The Princeton Companion to Applied Mathematics has a 23-page Part I article “History of Applied Mathematics”, but apart from that it does not contain any articles with a historical or biographical emphasis. In designing the book we felt that the articles in Part II, “Equations, Laws and Functions of Applied Mathematics”, would provide a link into the history of applied mathematics through the various equations, laws, and functions included, most of which are eponymous.

The index was produced by a professional indexer, who made a judgement on which of the many names in the book had significant enough mentions to index. A phrase “Newton’s method” would not generate an index entry for “Newton”, but a phrase describing something that Newton did might.
The index revealed some interesting features. First, there are many entries for famous mathematicians and scientists: 76 in total, ranging from to Niels Henrik Abel to Thomas Young. This means that even though there are no biographical articles, authors have included plenty of historical and biographical snippets. Second, many of the mathematicians might equally well have been mentioned in a book on pure mathematics (Halmos, Poincaré, Smale, Weil), which indicates the blurred boundary between pure and applied mathematics.
A third feature of the index is that the number of locators for the mathematicians and scientists that it contains varies greatly, from 1 to 20. We can use this to produce a highly non-scientific ranking. Here is a Wordle, in which the font size is proportional to the number of times that each name occurs.
The table of occurrences, which begins
von Neumann, John | 20 |
Poincaré, Henri | 12 |
Bernoulli family | 9 |
Courant, Richard | 9 |
Prandtl, Ludwig | 9 |
Gauss, Carl Friedrich | 8 |
Kac, Mark | 8 |
Maxwell, James Clerk | 8 |
Merton, Robert | 8 |
Runge, Carl | 8 |
Shannon, Claude | 8 |
can be found in this PDF file.
John von Neumann (1903–-1957) emerges as The Companion’s “most mentioned” applied mathematician. Indeed von Neumann was a hugely influential mathematician who contributed to many fields, as his index entry shows:
von Neumann, John: applied mathematics and, 56–59, 73; computational science and, 336–37, 350; economics and, 71, 644, 650, 869; error analysis and, 77; foams and, 740; Monte Carlo method and, 57; random number generation and, 762; shock waves and, 720; spectral theory and, 239–40, 426
von Neumann’s work has strong connections with my own research interests.

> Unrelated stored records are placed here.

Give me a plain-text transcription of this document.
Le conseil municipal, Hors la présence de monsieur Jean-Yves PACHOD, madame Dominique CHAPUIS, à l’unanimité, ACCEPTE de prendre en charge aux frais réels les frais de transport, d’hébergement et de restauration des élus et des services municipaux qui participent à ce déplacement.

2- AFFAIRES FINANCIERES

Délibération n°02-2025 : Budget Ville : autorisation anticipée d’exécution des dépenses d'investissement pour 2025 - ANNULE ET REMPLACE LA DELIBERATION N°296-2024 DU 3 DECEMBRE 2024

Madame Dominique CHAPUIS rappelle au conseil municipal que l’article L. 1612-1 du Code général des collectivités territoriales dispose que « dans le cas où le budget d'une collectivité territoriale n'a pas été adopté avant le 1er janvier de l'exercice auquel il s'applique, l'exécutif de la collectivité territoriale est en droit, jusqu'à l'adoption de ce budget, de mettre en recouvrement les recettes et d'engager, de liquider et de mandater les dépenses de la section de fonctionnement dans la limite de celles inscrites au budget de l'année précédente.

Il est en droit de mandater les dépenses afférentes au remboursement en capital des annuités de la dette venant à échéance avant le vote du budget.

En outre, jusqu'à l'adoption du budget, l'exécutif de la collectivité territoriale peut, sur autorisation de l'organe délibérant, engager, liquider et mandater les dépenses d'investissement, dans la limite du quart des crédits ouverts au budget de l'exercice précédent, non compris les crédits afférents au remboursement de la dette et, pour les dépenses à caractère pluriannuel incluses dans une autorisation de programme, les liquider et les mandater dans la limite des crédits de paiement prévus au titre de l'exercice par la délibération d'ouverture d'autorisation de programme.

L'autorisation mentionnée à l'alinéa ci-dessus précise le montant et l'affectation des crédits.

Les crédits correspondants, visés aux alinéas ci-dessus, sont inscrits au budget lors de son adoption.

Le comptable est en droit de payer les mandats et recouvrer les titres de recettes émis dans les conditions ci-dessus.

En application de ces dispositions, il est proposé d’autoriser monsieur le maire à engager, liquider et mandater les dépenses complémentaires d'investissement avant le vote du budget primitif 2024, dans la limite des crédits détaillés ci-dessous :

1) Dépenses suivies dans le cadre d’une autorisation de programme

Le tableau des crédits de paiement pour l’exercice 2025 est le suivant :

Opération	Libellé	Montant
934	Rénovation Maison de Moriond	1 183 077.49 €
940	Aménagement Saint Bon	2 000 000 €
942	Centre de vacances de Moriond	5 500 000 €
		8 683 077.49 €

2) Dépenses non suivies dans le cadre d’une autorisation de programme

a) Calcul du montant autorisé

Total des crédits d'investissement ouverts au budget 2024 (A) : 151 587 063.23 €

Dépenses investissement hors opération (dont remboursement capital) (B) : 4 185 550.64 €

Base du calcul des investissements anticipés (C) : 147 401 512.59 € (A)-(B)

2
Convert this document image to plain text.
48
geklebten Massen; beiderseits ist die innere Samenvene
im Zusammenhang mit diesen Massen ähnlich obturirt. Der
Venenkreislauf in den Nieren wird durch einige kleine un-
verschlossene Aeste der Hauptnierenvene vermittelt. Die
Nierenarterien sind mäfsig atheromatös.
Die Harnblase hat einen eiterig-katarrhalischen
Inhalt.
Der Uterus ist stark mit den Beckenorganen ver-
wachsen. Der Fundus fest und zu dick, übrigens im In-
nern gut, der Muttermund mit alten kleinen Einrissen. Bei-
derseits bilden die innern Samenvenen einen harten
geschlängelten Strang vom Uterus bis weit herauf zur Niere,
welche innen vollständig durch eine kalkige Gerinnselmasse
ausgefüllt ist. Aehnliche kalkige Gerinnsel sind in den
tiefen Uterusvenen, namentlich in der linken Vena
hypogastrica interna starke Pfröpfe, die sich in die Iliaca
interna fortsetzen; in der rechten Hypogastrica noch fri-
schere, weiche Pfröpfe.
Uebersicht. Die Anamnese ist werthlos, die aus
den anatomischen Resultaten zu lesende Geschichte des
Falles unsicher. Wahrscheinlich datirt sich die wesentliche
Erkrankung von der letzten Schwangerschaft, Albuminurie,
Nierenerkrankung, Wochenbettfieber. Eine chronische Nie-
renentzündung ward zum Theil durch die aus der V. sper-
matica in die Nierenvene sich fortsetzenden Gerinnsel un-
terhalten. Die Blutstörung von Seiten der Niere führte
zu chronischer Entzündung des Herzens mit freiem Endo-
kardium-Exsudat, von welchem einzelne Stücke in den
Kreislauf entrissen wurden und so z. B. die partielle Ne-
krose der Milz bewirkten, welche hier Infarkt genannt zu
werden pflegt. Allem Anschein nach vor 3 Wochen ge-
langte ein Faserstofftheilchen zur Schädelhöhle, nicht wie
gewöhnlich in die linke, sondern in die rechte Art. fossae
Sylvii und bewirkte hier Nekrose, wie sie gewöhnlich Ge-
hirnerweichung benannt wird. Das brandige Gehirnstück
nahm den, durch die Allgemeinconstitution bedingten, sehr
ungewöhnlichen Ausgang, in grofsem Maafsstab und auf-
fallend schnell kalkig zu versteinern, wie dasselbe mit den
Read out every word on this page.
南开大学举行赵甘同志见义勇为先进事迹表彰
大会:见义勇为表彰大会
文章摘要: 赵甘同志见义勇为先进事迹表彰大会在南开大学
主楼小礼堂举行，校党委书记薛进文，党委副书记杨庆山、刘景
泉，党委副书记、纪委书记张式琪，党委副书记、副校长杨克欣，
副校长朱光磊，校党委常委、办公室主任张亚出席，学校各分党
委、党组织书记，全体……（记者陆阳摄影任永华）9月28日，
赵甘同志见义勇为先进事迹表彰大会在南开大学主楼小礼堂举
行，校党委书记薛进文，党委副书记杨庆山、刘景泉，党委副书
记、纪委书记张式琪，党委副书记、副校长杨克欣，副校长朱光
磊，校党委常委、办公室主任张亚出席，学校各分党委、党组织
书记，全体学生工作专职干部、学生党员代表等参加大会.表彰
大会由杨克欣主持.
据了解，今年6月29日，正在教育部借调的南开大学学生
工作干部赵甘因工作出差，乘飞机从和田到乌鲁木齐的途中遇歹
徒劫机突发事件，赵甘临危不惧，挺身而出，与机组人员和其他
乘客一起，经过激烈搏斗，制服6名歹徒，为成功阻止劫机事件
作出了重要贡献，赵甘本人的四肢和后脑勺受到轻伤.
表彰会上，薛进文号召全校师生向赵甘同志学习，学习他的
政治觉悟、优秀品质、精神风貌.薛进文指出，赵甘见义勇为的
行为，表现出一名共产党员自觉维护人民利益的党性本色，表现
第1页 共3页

With Herman Goldstine he published an important rounding error analysis of Gaussian elimination for inverting a symmetric positive definite matrix. He also introduced the alternating projections method that I have used to solve the nearest correlation matrix problem. And he derived important result on unitarily invariant matrix norms and singular value inequalities
More about von Neumann can be found in the biographies
- Aspray, W. (1990). John von Neumann and the Origins of Modern Computing. MIT Press.
- Poundstone, W. (1992). Prisoner’s Dilemma. Oxford University Press.